Steenhuisen was followed by ANC chief whip Pemmy Majodina. “We have to amend these rules further,” she said. “We cannot allow people to cause disorder for an hour. This is rather too much. These member must be summoned to the powers and privileges [committee] and account for what they have done.”

This was the last great shock of the evening. Not the fact that the ruling party was actually agreeing with something Steenhuisen had said, but rather Majodina’s outfit, which looked … as if a furniture showroom in Dubai had mated with the decor at a Moyo restaurant and she was wearing the love child. 

It could not be unseen and, honestly, somewhere out there, there are couturiers laughing all the way to their banks, and not laughing in a nice way. Steenhuisen has a valid point when he suggests that parliament should do away with the pomp and red carpet nonsense surrounding state of the nation addresses. 

“I’ve always maintained that Sona should be an ordinary working day in Parliament,” he told journalists on Wednesday. “Given the current economic circumstances we find ourselves in, I think it is grotesque that people spent this amount of money in terms of the expense going into a day like this.”

On top of which there’s always a possibility that, stripped of the banana republic pageantry, there won’t be so much speary arsed behaviour from the redshirts. But it is a very slim possibility.

The fun was all over once Ramaphosa’s lengthy and rather dreary address got underway. He did mention once again that fabled super-city he banged on about last year. The dream of high speed trains, gleaming spires, flying cars, young people with jobs and wires in their ears has not died, it seems, and it was going to rise up from the veld somewhere near Lanseria airport in the next decade or so.

 Other than that, it was really was all pie in the sky and nothing to get too excited about.

Meanwhile, we look forward to finance minister Tito Mboweni’s budget speech later this month. Apparently he has a cunning plan to use dagga to do away with the country’s revenue shortfall. To this end, he has been tweeting pictures of the cannabis plant growing on his Mpumalanga farm, sharing academic papers on marijuana’s benefits, and even posting a video of the reggae artist Peter Tosh’s hit, Legalize It.

This week, The Times of London reported that Mboweni invited his 500 000 Twitter followers to debate the merits of a law change on dagga. Reacting to their verdict, he tweeted: “On this one, the majority says: LEGALIZE IT!! I will put the proposal to legalize it at the Cabinet Lekgotla …The People have demanded it.”

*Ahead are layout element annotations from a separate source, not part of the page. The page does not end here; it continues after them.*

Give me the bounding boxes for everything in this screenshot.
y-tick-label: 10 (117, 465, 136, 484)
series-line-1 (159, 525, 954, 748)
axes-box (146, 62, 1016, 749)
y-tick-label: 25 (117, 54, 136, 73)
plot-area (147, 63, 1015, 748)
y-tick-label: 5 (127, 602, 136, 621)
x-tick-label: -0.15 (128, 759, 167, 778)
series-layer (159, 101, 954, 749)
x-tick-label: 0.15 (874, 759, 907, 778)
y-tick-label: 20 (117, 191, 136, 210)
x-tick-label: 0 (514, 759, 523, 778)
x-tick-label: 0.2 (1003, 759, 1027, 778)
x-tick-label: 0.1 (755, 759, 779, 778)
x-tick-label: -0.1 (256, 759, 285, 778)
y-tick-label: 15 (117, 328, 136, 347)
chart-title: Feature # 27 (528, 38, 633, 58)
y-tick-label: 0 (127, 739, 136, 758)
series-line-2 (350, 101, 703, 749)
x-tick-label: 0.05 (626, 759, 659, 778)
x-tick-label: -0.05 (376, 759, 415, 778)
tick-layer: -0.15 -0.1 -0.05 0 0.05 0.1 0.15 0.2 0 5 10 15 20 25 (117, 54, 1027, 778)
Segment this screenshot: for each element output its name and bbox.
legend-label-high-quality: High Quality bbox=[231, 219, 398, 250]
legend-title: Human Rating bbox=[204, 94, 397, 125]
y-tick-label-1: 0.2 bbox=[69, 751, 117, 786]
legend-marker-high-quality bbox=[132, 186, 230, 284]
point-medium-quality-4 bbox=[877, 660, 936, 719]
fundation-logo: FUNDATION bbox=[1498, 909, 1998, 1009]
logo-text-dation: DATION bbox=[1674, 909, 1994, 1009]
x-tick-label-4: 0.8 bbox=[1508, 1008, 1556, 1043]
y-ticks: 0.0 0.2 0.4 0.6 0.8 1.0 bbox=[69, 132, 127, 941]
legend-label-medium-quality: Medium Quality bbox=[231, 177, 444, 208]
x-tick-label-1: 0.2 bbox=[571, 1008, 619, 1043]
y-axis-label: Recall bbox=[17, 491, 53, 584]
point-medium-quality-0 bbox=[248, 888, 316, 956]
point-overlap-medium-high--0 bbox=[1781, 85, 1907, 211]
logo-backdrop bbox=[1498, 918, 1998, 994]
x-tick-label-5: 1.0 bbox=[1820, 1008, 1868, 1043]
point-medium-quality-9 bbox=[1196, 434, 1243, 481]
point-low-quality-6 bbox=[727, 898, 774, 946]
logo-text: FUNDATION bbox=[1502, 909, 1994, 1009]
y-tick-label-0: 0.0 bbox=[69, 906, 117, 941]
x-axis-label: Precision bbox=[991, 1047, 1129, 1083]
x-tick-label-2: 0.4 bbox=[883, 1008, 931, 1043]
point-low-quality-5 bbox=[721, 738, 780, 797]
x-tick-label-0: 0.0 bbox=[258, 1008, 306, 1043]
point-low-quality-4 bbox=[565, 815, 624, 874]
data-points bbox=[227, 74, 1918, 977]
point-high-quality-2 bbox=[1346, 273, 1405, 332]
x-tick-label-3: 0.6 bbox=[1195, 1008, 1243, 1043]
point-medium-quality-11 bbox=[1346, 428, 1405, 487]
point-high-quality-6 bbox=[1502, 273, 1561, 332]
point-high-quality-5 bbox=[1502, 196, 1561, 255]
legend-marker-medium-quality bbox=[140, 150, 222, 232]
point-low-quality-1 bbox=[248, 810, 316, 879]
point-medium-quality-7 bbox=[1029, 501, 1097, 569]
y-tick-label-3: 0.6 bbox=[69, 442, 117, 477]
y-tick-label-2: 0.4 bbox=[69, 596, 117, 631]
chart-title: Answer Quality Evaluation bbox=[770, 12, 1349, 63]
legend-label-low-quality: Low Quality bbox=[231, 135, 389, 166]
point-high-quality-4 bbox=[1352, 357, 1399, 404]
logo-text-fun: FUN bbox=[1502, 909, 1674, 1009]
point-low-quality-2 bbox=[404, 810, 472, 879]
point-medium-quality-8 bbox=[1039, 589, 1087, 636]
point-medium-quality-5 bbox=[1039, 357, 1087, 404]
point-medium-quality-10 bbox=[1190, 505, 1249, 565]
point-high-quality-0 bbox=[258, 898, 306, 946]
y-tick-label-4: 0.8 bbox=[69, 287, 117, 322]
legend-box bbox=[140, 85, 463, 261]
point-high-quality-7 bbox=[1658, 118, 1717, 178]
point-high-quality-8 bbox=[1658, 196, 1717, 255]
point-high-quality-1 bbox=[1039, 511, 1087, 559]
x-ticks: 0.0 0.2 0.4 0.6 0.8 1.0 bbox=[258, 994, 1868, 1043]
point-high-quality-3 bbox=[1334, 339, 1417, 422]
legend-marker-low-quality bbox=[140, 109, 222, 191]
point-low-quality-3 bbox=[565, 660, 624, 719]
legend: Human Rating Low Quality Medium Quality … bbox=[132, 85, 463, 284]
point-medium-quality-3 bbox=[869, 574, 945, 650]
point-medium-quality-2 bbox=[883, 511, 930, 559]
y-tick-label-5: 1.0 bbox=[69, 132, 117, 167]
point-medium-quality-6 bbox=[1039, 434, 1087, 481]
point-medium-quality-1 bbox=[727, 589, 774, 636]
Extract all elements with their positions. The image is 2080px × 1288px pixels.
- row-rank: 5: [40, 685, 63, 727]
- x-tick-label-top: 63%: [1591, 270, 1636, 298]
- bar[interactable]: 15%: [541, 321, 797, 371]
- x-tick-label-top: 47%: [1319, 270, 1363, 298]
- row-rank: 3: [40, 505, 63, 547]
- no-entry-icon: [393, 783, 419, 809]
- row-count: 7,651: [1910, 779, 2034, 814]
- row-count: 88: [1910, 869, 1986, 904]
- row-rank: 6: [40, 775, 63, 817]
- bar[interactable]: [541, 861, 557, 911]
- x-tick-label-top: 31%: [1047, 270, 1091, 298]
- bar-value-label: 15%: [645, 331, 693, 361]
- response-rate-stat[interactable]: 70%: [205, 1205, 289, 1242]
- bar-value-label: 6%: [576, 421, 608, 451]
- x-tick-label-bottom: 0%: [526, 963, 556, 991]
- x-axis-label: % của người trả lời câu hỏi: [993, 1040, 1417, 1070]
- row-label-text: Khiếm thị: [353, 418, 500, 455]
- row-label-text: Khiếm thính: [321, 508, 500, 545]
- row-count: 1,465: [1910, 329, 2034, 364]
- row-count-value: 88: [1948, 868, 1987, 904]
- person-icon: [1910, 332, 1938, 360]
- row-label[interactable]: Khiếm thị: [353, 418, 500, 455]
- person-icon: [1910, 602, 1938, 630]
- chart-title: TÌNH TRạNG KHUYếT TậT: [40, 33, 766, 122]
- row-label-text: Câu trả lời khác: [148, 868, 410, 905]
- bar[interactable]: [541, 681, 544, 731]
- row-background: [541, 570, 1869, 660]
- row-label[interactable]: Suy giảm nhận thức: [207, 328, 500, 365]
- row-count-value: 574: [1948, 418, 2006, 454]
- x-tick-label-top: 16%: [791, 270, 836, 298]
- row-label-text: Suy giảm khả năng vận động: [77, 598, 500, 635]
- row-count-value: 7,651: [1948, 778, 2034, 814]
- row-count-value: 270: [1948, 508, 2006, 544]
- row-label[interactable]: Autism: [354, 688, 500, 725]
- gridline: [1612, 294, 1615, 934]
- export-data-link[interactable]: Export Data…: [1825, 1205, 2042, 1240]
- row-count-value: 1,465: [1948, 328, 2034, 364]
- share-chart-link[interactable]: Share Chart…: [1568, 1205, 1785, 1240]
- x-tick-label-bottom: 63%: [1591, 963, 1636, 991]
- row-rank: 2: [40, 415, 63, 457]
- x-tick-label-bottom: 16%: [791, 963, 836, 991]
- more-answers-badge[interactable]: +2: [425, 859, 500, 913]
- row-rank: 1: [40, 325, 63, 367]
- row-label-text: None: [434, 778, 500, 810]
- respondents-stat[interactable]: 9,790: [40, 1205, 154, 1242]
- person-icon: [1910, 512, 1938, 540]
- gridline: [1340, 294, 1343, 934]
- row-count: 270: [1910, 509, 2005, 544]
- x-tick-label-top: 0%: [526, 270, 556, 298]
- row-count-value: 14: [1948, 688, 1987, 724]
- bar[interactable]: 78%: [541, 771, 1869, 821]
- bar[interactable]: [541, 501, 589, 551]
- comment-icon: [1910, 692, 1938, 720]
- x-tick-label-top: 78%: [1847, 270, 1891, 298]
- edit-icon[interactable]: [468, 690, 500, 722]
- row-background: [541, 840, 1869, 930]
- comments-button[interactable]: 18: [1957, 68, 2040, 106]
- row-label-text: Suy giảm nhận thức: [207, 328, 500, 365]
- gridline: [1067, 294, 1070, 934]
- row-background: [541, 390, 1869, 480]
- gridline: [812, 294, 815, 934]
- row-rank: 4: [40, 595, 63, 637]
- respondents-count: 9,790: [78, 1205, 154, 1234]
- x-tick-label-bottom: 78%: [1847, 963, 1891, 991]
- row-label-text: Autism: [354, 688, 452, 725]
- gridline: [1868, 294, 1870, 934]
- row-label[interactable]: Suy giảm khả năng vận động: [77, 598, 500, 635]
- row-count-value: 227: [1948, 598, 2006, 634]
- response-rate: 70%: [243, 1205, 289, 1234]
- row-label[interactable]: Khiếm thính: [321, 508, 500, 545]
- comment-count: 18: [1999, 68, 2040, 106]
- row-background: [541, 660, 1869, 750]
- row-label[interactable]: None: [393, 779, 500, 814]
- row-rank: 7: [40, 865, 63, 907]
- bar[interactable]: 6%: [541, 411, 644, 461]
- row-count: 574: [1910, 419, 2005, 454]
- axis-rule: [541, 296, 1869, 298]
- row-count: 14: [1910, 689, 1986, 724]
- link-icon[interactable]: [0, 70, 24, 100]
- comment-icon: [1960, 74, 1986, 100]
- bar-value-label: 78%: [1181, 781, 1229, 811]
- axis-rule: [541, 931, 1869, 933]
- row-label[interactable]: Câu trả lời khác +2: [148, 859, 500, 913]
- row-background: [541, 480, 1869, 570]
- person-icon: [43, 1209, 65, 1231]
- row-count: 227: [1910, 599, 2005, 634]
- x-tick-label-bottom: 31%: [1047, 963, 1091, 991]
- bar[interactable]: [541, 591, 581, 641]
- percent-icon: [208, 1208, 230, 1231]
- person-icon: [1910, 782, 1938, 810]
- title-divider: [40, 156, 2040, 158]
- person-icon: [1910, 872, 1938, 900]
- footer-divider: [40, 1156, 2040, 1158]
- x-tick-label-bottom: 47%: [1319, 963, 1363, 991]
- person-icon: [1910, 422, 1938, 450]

This, apparently, was one of more than a dozen pro-dagga tweets since the start of the year. Mboweni has estimated that the marijuana industry could inject more than R5.5-billion into  the budget. This is nowhere near the size of the government’s current debt but, as the newspaper pointed out, it is still “a useful sum”. 

The challenge, though, is how to keep government out of the dagga business.